At his presser today, Donald Trump confirmed the very worst fears of ethics experts, announcing a new arrangement for his business holdings that is designed to garner nice headlines but is unlikely to do much to reduce the possibility of conflicts of interest and, possibly, full blown corruption.
Trump will shift his assets into a trust managed by his sons and give up management of his private company….The announcement included a pledge from a Trump lawyer that the company would make “no new foreign deals whatsoever” during Trump’s presidency, and that any new domestic deals would undergo vigorous review, including approval by an independent ethics adviser.But Trump’s commitment will not resolve what federal officials and ethics advisors say is his most key conflict: His continuing ownership of his business, the Trump Organization. That will ensure Trump will still have a vested financial interest in a global private company when he takes office next week.Sheri Dillon, a tax advisor at Morgan Lewis, said Trump has sought to completely isolate himself from the business and “will only know of a deal if he sees it in the paper or on TV.” But he will not sell the business or his stake, adding, “President-elect Trump should not be expected to destroy the company he built.”

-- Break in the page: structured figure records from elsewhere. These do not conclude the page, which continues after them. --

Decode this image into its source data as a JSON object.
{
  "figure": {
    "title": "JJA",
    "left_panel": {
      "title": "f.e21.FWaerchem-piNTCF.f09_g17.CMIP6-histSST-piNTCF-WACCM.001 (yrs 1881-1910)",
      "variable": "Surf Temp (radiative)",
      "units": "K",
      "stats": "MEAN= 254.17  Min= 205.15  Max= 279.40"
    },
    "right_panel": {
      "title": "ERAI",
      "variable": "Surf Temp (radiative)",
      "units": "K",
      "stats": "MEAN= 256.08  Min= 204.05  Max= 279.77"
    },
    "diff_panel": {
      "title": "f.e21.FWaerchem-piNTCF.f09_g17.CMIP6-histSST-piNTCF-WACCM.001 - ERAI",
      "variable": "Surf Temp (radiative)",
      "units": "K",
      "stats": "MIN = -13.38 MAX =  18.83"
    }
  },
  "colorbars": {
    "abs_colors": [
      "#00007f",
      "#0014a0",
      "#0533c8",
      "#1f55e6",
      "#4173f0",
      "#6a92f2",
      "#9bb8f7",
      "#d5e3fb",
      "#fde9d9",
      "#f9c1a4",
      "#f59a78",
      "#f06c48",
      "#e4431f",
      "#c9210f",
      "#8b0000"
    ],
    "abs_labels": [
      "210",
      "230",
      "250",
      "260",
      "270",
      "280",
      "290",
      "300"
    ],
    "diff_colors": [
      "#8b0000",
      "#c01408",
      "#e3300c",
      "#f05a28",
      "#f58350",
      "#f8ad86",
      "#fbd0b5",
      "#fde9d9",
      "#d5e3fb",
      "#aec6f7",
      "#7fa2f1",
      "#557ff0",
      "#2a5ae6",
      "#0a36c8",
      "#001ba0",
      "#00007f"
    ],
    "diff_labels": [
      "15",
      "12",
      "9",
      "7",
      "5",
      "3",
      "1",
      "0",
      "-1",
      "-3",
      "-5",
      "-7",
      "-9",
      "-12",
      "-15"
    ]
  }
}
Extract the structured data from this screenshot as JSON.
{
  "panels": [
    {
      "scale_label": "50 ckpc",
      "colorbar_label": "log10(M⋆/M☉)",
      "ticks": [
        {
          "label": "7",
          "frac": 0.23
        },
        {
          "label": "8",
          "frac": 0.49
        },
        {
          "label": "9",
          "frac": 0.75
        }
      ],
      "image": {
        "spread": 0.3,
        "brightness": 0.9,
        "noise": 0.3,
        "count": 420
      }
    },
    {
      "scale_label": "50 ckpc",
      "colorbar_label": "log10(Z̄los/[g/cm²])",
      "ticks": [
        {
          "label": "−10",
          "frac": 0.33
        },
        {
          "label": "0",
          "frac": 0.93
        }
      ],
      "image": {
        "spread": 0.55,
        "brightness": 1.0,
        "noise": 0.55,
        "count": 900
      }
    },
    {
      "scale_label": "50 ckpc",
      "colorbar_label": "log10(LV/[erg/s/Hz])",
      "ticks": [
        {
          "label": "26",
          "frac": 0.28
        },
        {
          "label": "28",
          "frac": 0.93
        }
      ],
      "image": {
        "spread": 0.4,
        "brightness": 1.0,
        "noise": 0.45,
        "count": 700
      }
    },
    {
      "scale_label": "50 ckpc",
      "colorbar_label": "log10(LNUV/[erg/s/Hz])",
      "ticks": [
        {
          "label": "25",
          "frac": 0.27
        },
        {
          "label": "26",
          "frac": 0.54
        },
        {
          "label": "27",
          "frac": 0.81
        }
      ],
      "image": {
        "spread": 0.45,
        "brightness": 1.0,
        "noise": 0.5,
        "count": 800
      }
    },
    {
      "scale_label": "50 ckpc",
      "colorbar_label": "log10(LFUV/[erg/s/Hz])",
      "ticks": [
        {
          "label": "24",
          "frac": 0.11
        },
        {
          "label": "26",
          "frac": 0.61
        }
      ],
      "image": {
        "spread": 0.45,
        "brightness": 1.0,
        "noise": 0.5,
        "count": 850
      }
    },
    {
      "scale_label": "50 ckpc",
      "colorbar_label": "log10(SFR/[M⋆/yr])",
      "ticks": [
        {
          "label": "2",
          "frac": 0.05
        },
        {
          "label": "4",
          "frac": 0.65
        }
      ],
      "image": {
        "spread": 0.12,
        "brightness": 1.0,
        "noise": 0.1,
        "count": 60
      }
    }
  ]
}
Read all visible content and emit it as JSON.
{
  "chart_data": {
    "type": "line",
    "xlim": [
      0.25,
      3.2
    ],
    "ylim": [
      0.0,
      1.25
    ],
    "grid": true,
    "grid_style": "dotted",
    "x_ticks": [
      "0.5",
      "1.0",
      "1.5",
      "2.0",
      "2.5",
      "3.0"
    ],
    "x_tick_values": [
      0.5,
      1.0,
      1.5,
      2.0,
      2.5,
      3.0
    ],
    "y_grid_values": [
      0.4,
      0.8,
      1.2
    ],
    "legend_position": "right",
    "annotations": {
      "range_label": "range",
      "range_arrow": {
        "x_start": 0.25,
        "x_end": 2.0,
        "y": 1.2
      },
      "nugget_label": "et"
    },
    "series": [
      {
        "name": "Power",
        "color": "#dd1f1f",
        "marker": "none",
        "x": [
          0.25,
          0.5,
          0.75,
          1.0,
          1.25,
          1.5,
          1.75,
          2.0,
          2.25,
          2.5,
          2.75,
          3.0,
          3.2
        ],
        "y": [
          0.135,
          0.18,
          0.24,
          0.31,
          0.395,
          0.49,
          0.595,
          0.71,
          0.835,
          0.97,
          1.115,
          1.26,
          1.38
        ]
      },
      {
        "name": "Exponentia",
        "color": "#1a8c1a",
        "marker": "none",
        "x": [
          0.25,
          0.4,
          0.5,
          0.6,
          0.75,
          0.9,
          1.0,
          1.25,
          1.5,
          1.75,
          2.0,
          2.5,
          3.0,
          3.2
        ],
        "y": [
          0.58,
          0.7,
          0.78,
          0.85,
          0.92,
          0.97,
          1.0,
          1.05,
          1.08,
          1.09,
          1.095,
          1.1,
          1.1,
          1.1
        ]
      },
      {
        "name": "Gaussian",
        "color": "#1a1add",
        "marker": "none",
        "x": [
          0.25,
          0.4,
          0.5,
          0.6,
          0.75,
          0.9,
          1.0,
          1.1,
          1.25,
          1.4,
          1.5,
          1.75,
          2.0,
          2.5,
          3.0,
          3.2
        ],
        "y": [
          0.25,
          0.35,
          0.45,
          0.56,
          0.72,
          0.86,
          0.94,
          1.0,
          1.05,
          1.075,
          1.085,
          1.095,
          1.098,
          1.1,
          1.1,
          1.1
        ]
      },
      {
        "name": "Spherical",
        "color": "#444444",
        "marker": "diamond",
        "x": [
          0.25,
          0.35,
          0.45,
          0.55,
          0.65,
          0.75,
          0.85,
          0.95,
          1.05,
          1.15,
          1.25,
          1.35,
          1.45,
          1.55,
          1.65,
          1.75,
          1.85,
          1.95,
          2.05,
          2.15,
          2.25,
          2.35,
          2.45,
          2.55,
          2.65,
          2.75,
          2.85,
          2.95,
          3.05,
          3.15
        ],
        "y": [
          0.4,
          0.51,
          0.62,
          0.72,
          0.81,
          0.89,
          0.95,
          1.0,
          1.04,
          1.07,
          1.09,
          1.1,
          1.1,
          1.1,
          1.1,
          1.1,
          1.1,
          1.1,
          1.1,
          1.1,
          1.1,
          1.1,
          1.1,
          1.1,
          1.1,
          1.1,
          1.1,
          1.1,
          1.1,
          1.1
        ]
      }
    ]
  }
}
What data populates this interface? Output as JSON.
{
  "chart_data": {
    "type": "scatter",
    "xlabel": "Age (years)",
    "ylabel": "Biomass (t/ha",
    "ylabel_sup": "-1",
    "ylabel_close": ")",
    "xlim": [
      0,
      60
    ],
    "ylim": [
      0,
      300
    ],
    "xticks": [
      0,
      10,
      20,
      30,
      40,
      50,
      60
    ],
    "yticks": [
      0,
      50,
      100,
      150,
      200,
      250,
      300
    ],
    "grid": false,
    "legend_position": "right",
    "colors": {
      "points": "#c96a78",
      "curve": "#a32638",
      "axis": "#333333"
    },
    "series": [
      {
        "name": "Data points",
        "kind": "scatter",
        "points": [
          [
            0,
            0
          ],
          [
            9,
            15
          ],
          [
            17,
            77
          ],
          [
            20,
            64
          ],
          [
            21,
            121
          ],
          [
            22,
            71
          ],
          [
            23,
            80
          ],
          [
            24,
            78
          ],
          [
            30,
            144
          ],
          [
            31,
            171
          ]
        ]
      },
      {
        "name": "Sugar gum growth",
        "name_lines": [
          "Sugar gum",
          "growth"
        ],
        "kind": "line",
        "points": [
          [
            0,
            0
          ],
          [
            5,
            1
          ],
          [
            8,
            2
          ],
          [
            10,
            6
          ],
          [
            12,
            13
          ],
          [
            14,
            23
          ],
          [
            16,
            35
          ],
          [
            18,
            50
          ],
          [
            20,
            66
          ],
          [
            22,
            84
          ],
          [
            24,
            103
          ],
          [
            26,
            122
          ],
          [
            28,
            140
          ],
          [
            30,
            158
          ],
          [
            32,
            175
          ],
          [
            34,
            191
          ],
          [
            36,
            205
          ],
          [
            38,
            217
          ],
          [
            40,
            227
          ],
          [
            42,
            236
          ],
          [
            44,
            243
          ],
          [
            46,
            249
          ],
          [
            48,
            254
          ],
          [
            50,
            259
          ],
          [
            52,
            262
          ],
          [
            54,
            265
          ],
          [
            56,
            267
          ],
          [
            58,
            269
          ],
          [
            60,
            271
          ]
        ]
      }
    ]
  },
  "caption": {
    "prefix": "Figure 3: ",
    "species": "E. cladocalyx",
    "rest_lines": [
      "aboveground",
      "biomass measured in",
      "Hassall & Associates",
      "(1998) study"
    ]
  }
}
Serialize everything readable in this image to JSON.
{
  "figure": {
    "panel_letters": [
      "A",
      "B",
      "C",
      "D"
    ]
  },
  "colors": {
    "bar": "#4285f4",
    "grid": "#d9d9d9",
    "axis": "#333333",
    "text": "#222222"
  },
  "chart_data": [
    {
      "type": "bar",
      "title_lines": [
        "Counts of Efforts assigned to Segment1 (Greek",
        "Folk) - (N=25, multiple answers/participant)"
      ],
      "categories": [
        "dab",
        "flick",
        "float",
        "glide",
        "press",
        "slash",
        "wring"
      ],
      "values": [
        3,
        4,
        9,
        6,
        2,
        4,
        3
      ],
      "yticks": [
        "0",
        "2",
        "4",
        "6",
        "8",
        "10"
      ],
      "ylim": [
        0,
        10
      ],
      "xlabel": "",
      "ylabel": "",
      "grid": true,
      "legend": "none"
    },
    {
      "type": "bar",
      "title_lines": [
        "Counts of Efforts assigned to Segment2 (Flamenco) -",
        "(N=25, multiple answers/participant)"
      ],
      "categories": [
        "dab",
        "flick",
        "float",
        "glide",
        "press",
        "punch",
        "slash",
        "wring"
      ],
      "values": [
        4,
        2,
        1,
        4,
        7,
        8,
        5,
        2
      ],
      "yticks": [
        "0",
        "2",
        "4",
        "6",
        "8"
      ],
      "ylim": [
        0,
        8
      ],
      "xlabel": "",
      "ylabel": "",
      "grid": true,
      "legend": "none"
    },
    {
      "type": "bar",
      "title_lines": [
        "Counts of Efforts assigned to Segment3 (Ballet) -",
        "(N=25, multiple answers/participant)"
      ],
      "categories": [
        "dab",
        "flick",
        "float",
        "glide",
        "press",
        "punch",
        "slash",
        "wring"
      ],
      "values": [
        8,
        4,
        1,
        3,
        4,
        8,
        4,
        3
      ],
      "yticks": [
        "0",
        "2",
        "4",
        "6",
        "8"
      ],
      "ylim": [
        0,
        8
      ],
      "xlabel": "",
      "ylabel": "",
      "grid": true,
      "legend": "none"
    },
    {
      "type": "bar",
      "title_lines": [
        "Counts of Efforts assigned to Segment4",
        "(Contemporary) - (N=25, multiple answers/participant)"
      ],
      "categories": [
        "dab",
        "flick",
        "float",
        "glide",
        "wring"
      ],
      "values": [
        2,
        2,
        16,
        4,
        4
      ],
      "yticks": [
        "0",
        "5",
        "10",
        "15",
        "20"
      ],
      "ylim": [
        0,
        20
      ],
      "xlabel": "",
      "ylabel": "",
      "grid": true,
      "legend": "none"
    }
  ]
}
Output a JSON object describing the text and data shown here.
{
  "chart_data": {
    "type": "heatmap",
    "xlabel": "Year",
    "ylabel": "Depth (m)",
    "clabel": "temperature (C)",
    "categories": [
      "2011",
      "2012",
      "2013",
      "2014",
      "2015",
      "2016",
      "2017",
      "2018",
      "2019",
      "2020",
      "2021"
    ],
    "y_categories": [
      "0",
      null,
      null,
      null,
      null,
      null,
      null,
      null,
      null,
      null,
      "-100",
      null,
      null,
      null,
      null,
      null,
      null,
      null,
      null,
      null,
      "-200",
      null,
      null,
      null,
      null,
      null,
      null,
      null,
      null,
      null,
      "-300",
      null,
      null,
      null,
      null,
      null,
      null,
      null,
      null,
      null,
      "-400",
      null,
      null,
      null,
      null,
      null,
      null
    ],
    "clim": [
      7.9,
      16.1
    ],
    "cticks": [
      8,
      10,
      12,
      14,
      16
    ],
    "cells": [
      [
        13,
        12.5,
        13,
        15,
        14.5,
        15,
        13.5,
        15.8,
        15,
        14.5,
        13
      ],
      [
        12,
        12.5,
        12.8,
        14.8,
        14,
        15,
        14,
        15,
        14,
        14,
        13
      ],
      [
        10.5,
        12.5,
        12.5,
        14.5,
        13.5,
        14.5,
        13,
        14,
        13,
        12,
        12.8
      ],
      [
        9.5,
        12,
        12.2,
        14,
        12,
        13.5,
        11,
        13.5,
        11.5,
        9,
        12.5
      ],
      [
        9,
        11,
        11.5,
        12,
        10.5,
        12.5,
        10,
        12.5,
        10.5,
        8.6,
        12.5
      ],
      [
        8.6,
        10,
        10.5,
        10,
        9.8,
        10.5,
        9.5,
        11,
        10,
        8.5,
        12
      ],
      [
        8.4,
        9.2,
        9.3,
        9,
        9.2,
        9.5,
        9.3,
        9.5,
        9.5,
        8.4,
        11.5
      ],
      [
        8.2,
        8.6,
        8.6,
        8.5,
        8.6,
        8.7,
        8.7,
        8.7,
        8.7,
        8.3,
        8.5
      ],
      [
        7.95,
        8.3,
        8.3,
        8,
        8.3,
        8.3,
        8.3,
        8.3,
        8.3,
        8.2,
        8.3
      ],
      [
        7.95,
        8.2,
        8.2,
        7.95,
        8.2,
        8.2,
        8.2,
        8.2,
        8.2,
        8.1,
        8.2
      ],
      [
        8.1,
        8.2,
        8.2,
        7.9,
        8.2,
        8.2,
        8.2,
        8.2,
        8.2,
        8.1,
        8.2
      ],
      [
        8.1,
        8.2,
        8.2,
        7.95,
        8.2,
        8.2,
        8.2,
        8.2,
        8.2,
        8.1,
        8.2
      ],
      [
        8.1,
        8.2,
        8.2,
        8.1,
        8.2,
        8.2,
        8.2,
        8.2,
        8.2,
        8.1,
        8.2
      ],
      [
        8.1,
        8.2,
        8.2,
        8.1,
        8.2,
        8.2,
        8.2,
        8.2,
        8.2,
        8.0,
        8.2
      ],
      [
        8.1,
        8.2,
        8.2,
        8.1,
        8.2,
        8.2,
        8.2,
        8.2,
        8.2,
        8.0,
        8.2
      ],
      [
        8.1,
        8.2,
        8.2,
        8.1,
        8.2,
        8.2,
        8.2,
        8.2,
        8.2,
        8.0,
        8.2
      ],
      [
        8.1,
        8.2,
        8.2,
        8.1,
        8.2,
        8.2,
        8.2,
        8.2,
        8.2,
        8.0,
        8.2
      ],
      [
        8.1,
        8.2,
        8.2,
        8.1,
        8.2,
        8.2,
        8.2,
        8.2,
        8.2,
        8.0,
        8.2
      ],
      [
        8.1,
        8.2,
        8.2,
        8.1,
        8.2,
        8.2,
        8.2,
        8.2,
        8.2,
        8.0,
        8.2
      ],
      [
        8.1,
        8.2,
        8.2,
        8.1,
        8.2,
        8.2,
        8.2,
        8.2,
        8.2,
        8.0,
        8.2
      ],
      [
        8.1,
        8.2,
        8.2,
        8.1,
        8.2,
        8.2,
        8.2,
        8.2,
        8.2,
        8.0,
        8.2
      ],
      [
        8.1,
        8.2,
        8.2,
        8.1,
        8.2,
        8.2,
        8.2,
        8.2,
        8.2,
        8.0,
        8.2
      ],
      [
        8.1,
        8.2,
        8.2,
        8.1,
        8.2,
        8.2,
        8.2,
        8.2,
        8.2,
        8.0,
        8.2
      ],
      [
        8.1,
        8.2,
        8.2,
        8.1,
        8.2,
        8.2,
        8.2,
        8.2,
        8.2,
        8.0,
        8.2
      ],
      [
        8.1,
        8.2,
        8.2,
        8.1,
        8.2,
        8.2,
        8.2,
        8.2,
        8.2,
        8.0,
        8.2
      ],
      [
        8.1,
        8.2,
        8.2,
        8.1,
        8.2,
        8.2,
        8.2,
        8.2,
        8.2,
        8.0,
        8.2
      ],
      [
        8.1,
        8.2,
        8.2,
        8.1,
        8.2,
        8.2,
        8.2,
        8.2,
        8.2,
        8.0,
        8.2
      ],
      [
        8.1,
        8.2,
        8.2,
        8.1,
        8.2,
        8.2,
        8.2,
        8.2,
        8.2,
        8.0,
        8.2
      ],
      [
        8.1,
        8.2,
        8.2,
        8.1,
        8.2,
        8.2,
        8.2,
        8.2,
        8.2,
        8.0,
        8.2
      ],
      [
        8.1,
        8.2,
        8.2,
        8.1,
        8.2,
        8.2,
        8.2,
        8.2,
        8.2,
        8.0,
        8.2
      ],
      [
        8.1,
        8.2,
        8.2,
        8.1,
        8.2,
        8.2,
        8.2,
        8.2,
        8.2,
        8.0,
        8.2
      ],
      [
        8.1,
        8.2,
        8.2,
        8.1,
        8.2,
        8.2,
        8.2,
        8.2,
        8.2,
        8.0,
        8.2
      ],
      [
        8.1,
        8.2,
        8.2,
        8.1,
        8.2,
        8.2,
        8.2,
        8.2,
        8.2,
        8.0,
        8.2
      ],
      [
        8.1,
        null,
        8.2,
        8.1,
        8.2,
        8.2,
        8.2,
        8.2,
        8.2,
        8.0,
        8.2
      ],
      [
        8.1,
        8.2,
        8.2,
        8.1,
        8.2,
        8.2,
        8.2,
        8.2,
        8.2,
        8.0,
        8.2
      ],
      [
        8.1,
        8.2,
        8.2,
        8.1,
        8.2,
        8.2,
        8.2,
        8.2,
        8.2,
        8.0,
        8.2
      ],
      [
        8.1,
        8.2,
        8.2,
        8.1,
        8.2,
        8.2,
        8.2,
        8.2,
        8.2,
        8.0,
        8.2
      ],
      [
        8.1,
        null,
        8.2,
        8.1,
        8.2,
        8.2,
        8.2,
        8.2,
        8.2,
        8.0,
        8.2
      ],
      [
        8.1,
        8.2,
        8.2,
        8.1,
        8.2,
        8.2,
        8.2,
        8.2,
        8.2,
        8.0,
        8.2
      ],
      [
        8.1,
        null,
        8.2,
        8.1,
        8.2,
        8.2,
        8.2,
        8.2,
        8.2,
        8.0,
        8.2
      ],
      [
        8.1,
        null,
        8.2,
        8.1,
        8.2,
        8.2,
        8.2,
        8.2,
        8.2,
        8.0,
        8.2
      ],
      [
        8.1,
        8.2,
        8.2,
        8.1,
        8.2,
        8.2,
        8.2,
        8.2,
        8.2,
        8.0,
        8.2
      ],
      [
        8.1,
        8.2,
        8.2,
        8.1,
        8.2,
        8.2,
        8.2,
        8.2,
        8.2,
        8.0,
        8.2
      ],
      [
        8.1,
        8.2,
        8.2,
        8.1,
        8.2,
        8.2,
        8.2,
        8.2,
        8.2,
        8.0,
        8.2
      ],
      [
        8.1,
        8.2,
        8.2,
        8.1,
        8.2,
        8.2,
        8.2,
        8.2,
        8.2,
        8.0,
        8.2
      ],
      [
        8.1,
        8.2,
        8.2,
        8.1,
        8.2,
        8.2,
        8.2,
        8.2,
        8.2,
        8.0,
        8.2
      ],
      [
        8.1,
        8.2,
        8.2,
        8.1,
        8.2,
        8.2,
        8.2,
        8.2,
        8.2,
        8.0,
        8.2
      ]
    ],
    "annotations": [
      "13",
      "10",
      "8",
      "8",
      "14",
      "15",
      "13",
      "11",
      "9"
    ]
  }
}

Take two key provisions here, the idea for a new ethics adviser that would sign off on new deals, and the pledge to “isolate” himself from the business to the degree that he won’t know about any new deals unless he reads about them in the media. The problem is obvious: Even if Trump takes these steps, and even if he does transfer his holdings into a trust managed by his sons, he still knows what his business holdings are, regardless of whether he knows about any “new” deals or whether any such new deals pass muster with his ethics adviser.
That means that much of the potential for conflicts remains in place: Trump will be making regulatory decisions impacting businesses (such as banks) that are entangled with his own. He will be setting American policy in countries where he retains holdings. Trump’s businesses could even directly benefit from Trump policies. Only full divestment would have sufficed to ward off potential conflicts in these areas.
“The Trump plan falls short in every respect,” Norm Eisen, the former ethics watchdog in the Obama administration, emailed me. “Trump did not make a clean break with his business ownership interests as his predecessors for four decades have done.”
“Trump’s ill-advised course will precipitate scandal and corruption,” Eisen added.
Making things even worse, nor did Trump make any vows of increased transparency into his holdings. Trump once again rebuffed calls to release his tax returns, which might have helped create such transparency, and didn’t announce any additional steps to provide it in any other way. This means another core problem remains: Because we aren’t privy to the full scope and range of those holdings, we simply cannot know whether such conflicts — or corruption — are taking place in any given situation.
“As long as president-elect Trump maintains ownership of his businesses, he will know when tax or regulatory or policy changes benefit his bottom line,” Noah Bookbinder, the executive director of Citizens for Responsibility and Ethics in Washington, told me today. “He will also know when policy decisions will benefit him by benefiting other companies whose interests are tied up with his, or benefiting foreign countries whose interests affect his businesses.”
“Even worse, because we don’t know the scope of his interests, we won’t even know it when there’s such a situation where such a conflict is possible or happening,” Bookbinder added.
We appear to be entering into truly uncharted territory. The vast extent of Trump’s global holdings, combined with their opacity, create both a level of potential for conflicts, and an inability for us to track those conflicts, that render all efforts to predict the consequences utterly hopeless.
It is hard to say what will happen now. The role of the press in trying to keep track of those conflicts will be crucial. But on that front, too, what we saw at today’s presser was cause for alarm. Trump tore into CNN as “fake news” for publishing a careful if provocative and envelope-pushing story on unverified claims that Russian intelligence gathered compromising information on him. Trump ferociously attacked Buzzfeed for publishing a dossier of those claims, pointedly noting that Buzzfeed would “suffer the consequences.”
That would be worrisome enough on its own. But combine it with Trump’s unprecedented dishonesty and his refusal to revise his claims when they are widely called out as false, and it all starts to smack of an effort to stamp out the very possibility of shared agreement on the legitimate institutional role of the news media or even on reality itself. It’s easy to imagine that, if and when a news organization uncovers potential conflicts, Trump will simply deny the reality of what’s been uncovered (“fake news”) and begin threatening “consequences” towards that organization.
One thing that remains clear: Congressional Republicans are not going to step up and try to mitigate this situation. Republicans are not going to take any of the steps they could be taking to try to prod Trump into showing more transparency about his holdings, which would make conflicts and corruption less likely. It’s hard to see that changing, unless, perhaps, intensified media scrutiny shakes loose enough scandalous stories to make the lack of congressional action untenable. That will also require public pressure — of the sort that forced Republicans to reverse recently on their plan to gut an independent ethics oversight office, but probably a lot more.
Right now, serious pessimism appears to be a reasonable default setting. I could be entirely wrong about this — maybe Trump really will surprise us. If not, our institutions are going to be tested in unforeseen ways, and it will be on us — through vigilance, organizing, and political action — to make sure they are up to the task.